Si on tient aujourd’hui à l’évolution qu’a connue la société et au vu des éléments statistiques sans faille démontrant une présence distinguée de la femme au sein de cette même société justifiant son intelligence et son militantisme qui la mettent souvent dans une position avant-gardiste on est en droit de se demander par quelle logique pourrons-nous estimer que l’honneur d’une femme est moins valeureux que celle d’un homme impliquant que la parole de ce dernier ait la valeur double de celle qui pourrait être sa mère ou sa fille?


[1] – Article 3 du CSP «Le mariage n’est formé que par le consentement des deux époux. La présence de deux témoins honorables et la fixation d’une dot au profit de la femme sont, en outre, requises pour la validité du mariage.»

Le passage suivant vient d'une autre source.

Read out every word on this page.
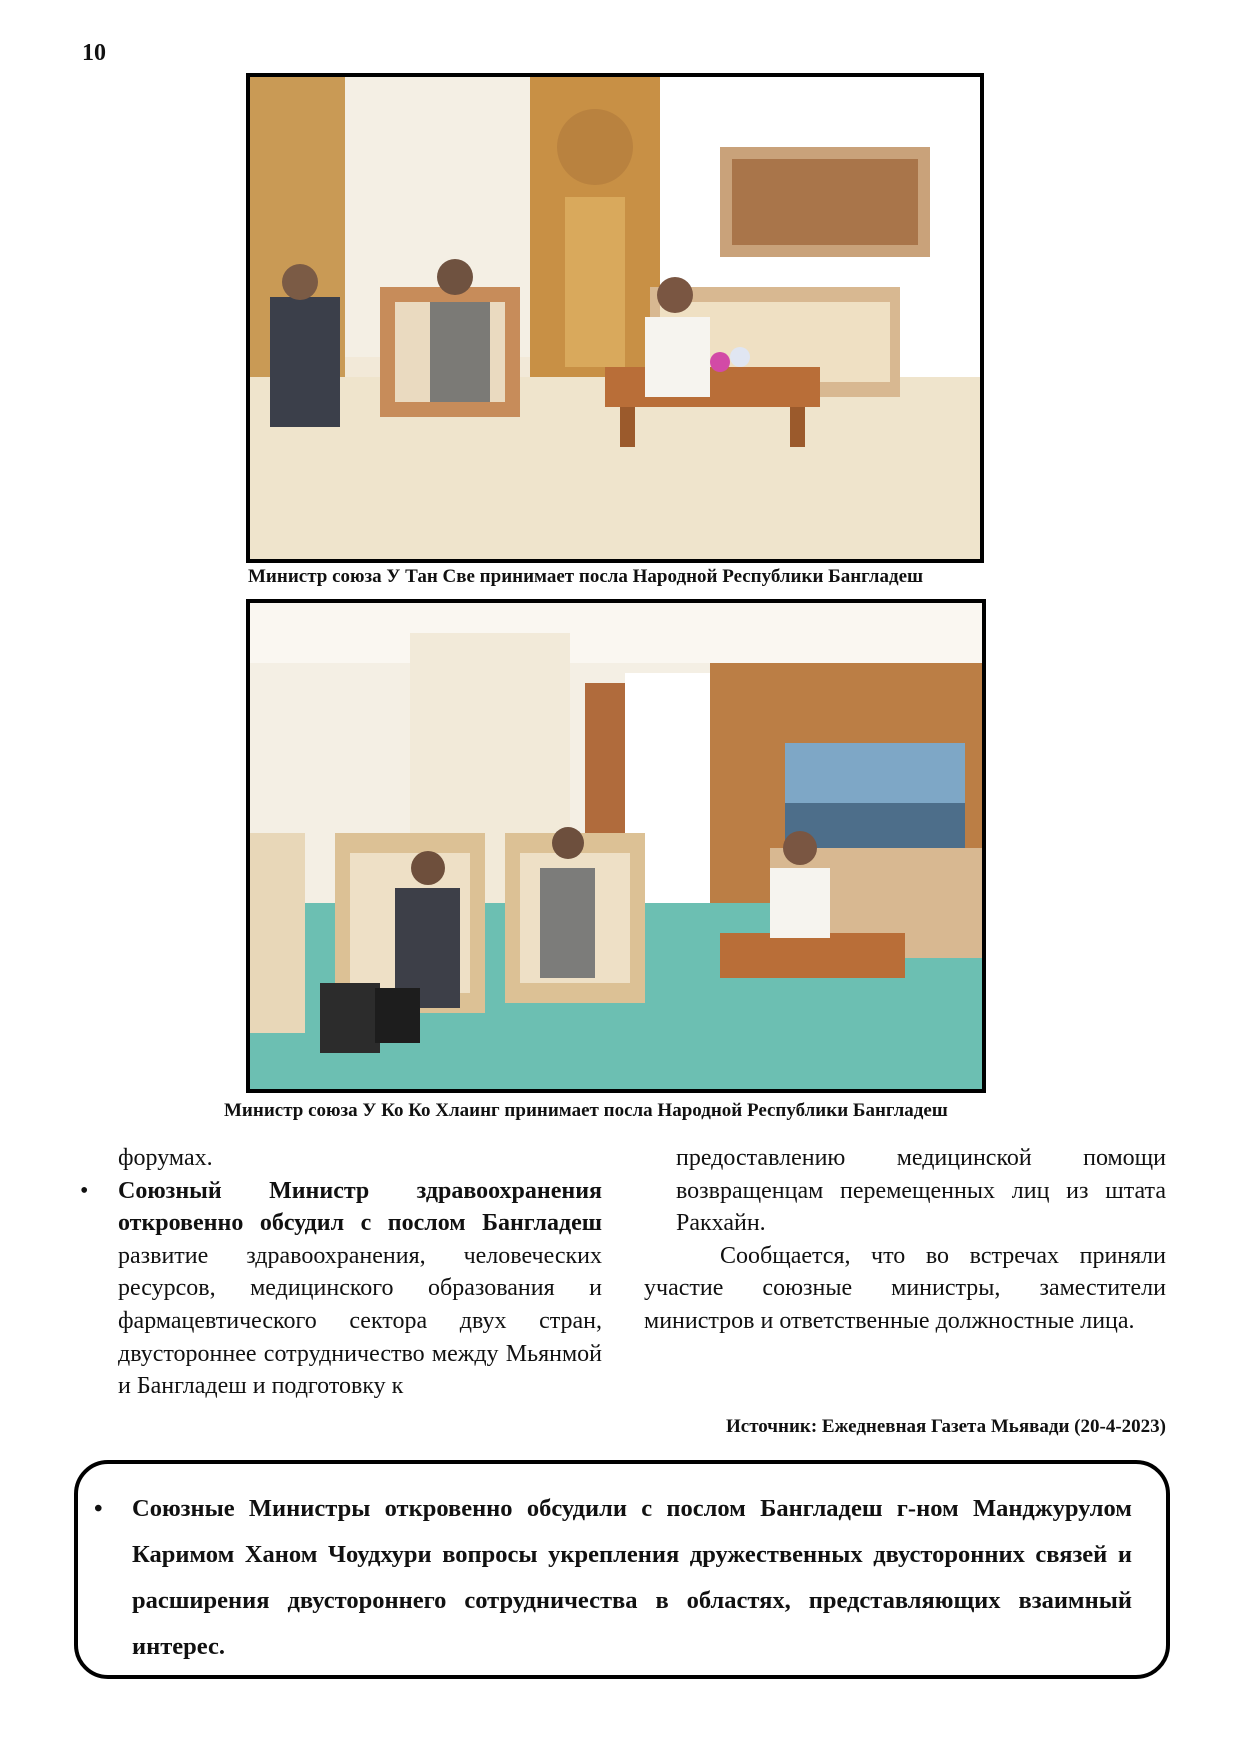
10
Министр союза У Тан Све принимает посла Народной Республики Бангладеш
Министр союза У Ко Ко Хлаинг принимает посла Народной Республики Бангладеш

форумах.

• Союзный Министр здравоохранения откровенно обсудил с послом Бангладеш развитие здравоохранения, человеческих ресурсов, медицинского образования и фармацевтического сектора двух стран, двустороннее сотрудничество между Мьянмой и Бангладеш и подготовку к

предоставлению медицинской помощи возвращенцам перемещенных лиц из штата Ракхайн.

Сообщается, что во встречах приняли участие союзные министры, заместители министров и ответственные должностные лица.

Источник: Ежедневная Газета Мьявади (20-4-2023)
• Союзные Министры откровенно обсудили с послом Бангладеш г-ном Манджурулом Каримом Ханом Чоудхури вопросы укрепления дружественных двусторонних связей и расширения двустороннего сотрудничества в областях, представляющих взаимный интерес.
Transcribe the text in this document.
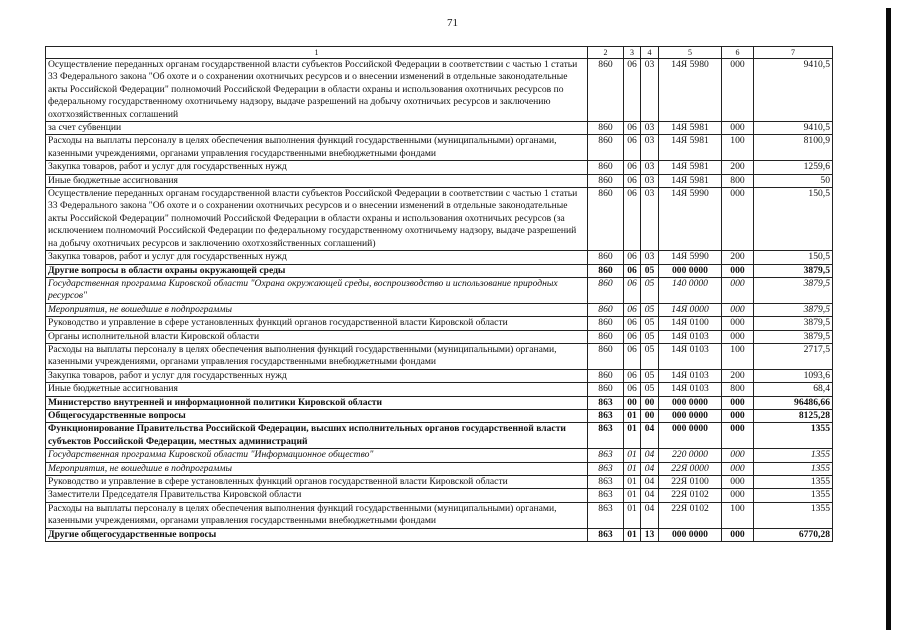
71
1	2	3	4	5	6	7
Осуществление переданных органам государственной власти субъектов Российской Федерации в соответствии с частью 1 статьи 33 Федерального закона "Об охоте и о сохранении охотничьих ресурсов и о внесении изменений в отдельные законодательные акты Российской Федерации" полномочий Российской Федерации в области охраны и использования охотничьих ресурсов по федеральному государственному охотничьему надзору, выдаче разрешений на добычу охотничьих ресурсов и заключению охотхозяйственных соглашений	860	06	03	14Я 5980	000	9410,5
за счет субвенции	860	06	03	14Я 5981	000	9410,5
Расходы на выплаты персоналу в целях обеспечения выполнения функций государственными (муниципальными) органами, казенными учреждениями, органами управления государственными внебюджетными фондами	860	06	03	14Я 5981	100	8100,9
Закупка товаров, работ и услуг для государственных нужд	860	06	03	14Я 5981	200	1259,6
Иные бюджетные ассигнования	860	06	03	14Я 5981	800	50
Осуществление переданных органам государственной власти субъектов Российской Федерации в соответствии с частью 1 статьи 33 Федерального закона "Об охоте и о сохранении охотничьих ресурсов и о внесении изменений в отдельные законодательные акты Российской Федерации" полномочий Российской Федерации в области охраны и использования охотничьих ресурсов (за исключением полномочий Российской Федерации по федеральному государственному охотничьему надзору, выдаче разрешений на добычу охотничьих ресурсов и заключению охотхозяйственных соглашений)	860	06	03	14Я 5990	000	150,5
Закупка товаров, работ и услуг для государственных нужд	860	06	03	14Я 5990	200	150,5
Другие вопросы в области охраны окружающей среды	860	06	05	000 0000	000	3879,5
Государственная программа Кировской области "Охрана окружающей среды, воспроизводство и использование природных ресурсов"	860	06	05	140 0000	000	3879,5
Мероприятия, не вошедшие в подпрограммы	860	06	05	14Я 0000	000	3879,5
Руководство и управление в сфере установленных функций органов государственной власти Кировской области	860	06	05	14Я 0100	000	3879,5
Органы исполнительной власти Кировской области	860	06	05	14Я 0103	000	3879,5
Расходы на выплаты персоналу в целях обеспечения выполнения функций государственными (муниципальными) органами, казенными учреждениями, органами управления государственными внебюджетными фондами	860	06	05	14Я 0103	100	2717,5
Закупка товаров, работ и услуг для государственных нужд	860	06	05	14Я 0103	200	1093,6
Иные бюджетные ассигнования	860	06	05	14Я 0103	800	68,4
Министерство внутренней и информационной политики Кировской области	863	00	00	000 0000	000	96486,66
Общегосударственные вопросы	863	01	00	000 0000	000	8125,28
Функционирование Правительства Российской Федерации, высших исполнительных органов государственной власти субъектов Российской Федерации, местных администраций	863	01	04	000 0000	000	1355
Государственная программа Кировской области "Информационное общество"	863	01	04	220 0000	000	1355
Мероприятия, не вошедшие в подпрограммы	863	01	04	22Я 0000	000	1355
Руководство и управление в сфере установленных функций органов государственной власти Кировской области	863	01	04	22Я 0100	000	1355
Заместители Председателя Правительства Кировской области	863	01	04	22Я 0102	000	1355
Расходы на выплаты персоналу в целях обеспечения выполнения функций государственными (муниципальными) органами, казенными учреждениями, органами управления государственными внебюджетными фондами	863	01	04	22Я 0102	100	1355
Другие общегосударственные вопросы	863	01	13	000 0000	000	6770,28
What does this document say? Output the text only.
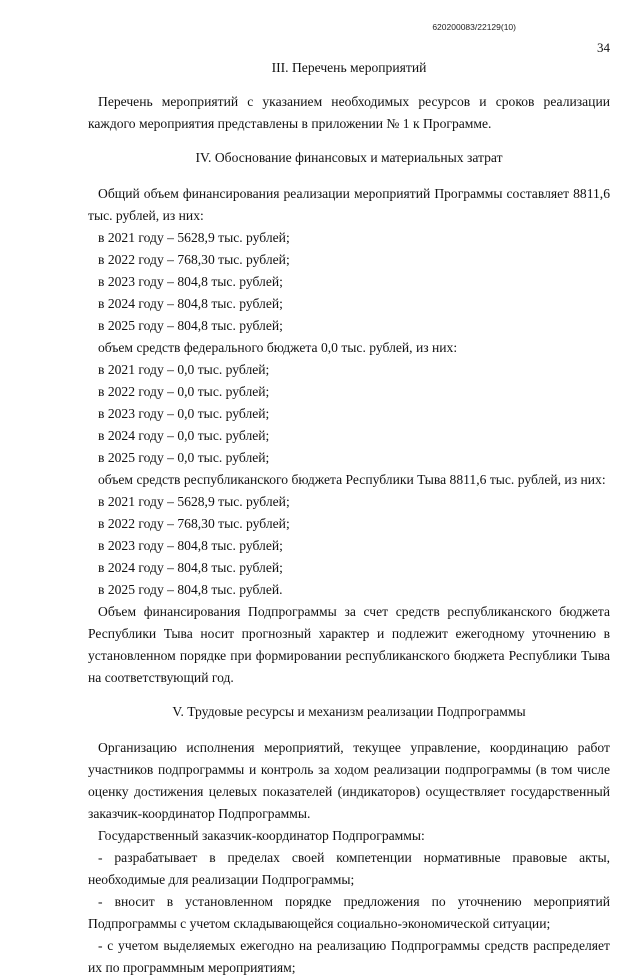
620200083/22129(10)
34
III. Перечень мероприятий

Перечень мероприятий с указанием необходимых ресурсов и сроков реализации каждого мероприятия представлены в приложении № 1 к Программе.

IV. Обоснование финансовых и материальных затрат

Общий объем финансирования реализации мероприятий Программы составляет 8811,6 тыс. рублей, из них:

в 2021 году – 5628,9 тыс. рублей;
в 2022 году – 768,30 тыс. рублей;
в 2023 году – 804,8 тыс. рублей;
в 2024 году – 804,8 тыс. рублей;
в 2025 году – 804,8 тыс. рублей;
объем средств федерального бюджета 0,0 тыс. рублей, из них:
в 2021 году – 0,0 тыс. рублей;
в 2022 году – 0,0 тыс. рублей;
в 2023 году – 0,0 тыс. рублей;
в 2024 году – 0,0 тыс. рублей;
в 2025 году – 0,0 тыс. рублей;

объем средств республиканского бюджета Республики Тыва 8811,6 тыс. рублей, из них:

в 2021 году – 5628,9 тыс. рублей;
в 2022 году – 768,30 тыс. рублей;
в 2023 году – 804,8 тыс. рублей;
в 2024 году – 804,8 тыс. рублей;
в 2025 году – 804,8 тыс. рублей.

Объем финансирования Подпрограммы за счет средств республиканского бюджета Республики Тыва носит прогнозный характер и подлежит ежегодному уточнению в установленном порядке при формировании республиканского бюджета Республики Тыва на соответствующий год.

V. Трудовые ресурсы и механизм реализации Подпрограммы

Организацию исполнения мероприятий, текущее управление, координацию работ участников подпрограммы и контроль за ходом реализации подпрограммы (в том числе оценку достижения целевых показателей (индикаторов) осуществляет государственный заказчик-координатор Подпрограммы.

Государственный заказчик-координатор Подпрограммы:

- разрабатывает в пределах своей компетенции нормативные правовые акты, необходимые для реализации Подпрограммы;

- вносит в установленном порядке предложения по уточнению мероприятий Подпрограммы с учетом складывающейся социально-экономической ситуации;

- с учетом выделяемых ежегодно на реализацию Подпрограммы средств распределяет их по программным мероприятиям;
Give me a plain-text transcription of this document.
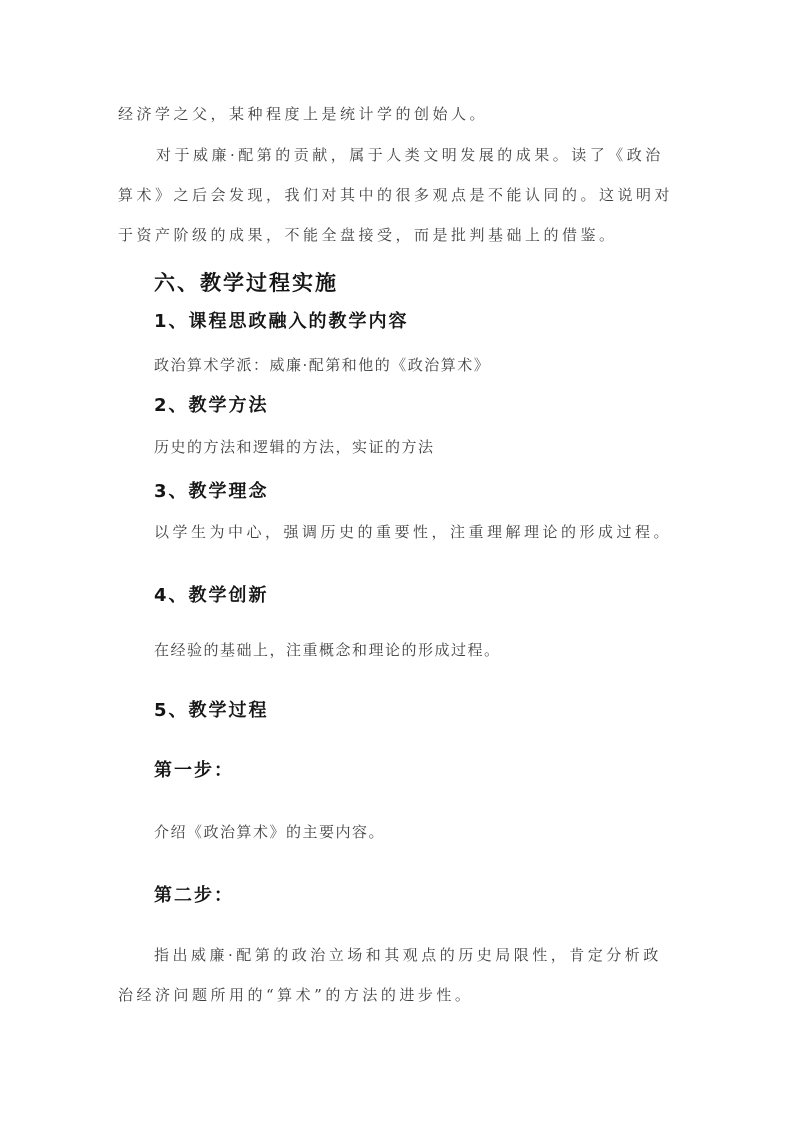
经济学之父，某种程度上是统计学的创始人。
对于威廉·配第的贡献，属于人类文明发展的成果。读了《政治
算术》之后会发现，我们对其中的很多观点是不能认同的。这说明对
于资产阶级的成果，不能全盘接受，而是批判基础上的借鉴。
六、教学过程实施
1、课程思政融入的教学内容
政治算术学派：威廉·配第和他的《政治算术》
2、教学方法
历史的方法和逻辑的方法，实证的方法
3、教学理念
以学生为中心，强调历史的重要性，注重理解理论的形成过程。
4、教学创新
在经验的基础上，注重概念和理论的形成过程。
5、教学过程
第一步：
介绍《政治算术》的主要内容。
第二步：
指出威廉·配第的政治立场和其观点的历史局限性，肯定分析政
治经济问题所用的“算术”的方法的进步性。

[2] – قال تعالى: «وَاسْتَشْهِدُوا شَهِيدَيْنِ مِنْ رِجَالِكُمْ فَإِنْ لَمْ يَكُونَا رَجُلَيْنِ فَرَجُلٌ وَامْرَأَتَانِ مِمَّنْ تَرْضَوْنَ مِنَ الشُّهَدَاءِ» {البقرة:282}

[3] -قال تعالى: « وَالَّذِينَ يَرْمُونَ الْمُحْصَنَاتِ ثُمَّ لَمْ يَأْتُوا بِأَرْبَعَةِ شُهَدَاء فَاجْلِدُوهُمْ ثَمَانِينَ جَلْدَةً وَلَا تَقْبَلُوا لَهُمْ شَهَادَةً أَبَدًا وَأُوْلَئِكَ هُمُ الْفَاسِقُونَ» { النور 4}

[4] – أما نصاب الشهادة فهو على أربع مراتب:

الأولى: الشهادة على الزنا ونصابها أربع رجال.

الثانية: الشهادة على بقية الحدود والقصاص ونصابها رجلان، ولا تقبل فيها شهادة النساء.

الثالثة: الشهادة على ما لا يطلع عليه الرجال من عيوب النساء كالولادة، والبكارة فيكتفي فيها بشهادة امرأة واحدة.

الرابعة: سائر حقوق العباد، سواء أكانت مالاً أو غير مال كالبيع والهبة والنكاح والإِجارة والوصية، ونصابها رجلان أو رجل وامرأتان.

[5] – أما الشهادة على ست مراتب:

1- شهادة أربع رجال وذلك في الشهادة على الرؤية في الزنا بإجماع .

2- شهادة رجلين وذلك في جميع الأمور سوى الزنا .

3- شهادة رجل وامرأتين وذلك في الأموال خاصة دون حقوق الأبدان, النكاح, و العتق, والدماء, والجراح, وما يتصل بذلك كله واختلف في الوكالة على الأموال وأجازها أبو حنيفة في النكاح, والطلاق, والعتق, وأجازها الظاهرية مطلقاً.

4- شهادة امرأتين دون رجل وذلك فيما يطلع عليه الرجال, كالحمل, والولادة, والعتق, وأجازها الظاهرية مطلقاً.

5 – رجل مع يمين وذلك في الأموال.

6- امرأتان مع يمين في الأموال أيضاً.

[6] – Cour de Cassation, arrêt n° 12334 du 17/11/2007; BCC 2007, I, p.163.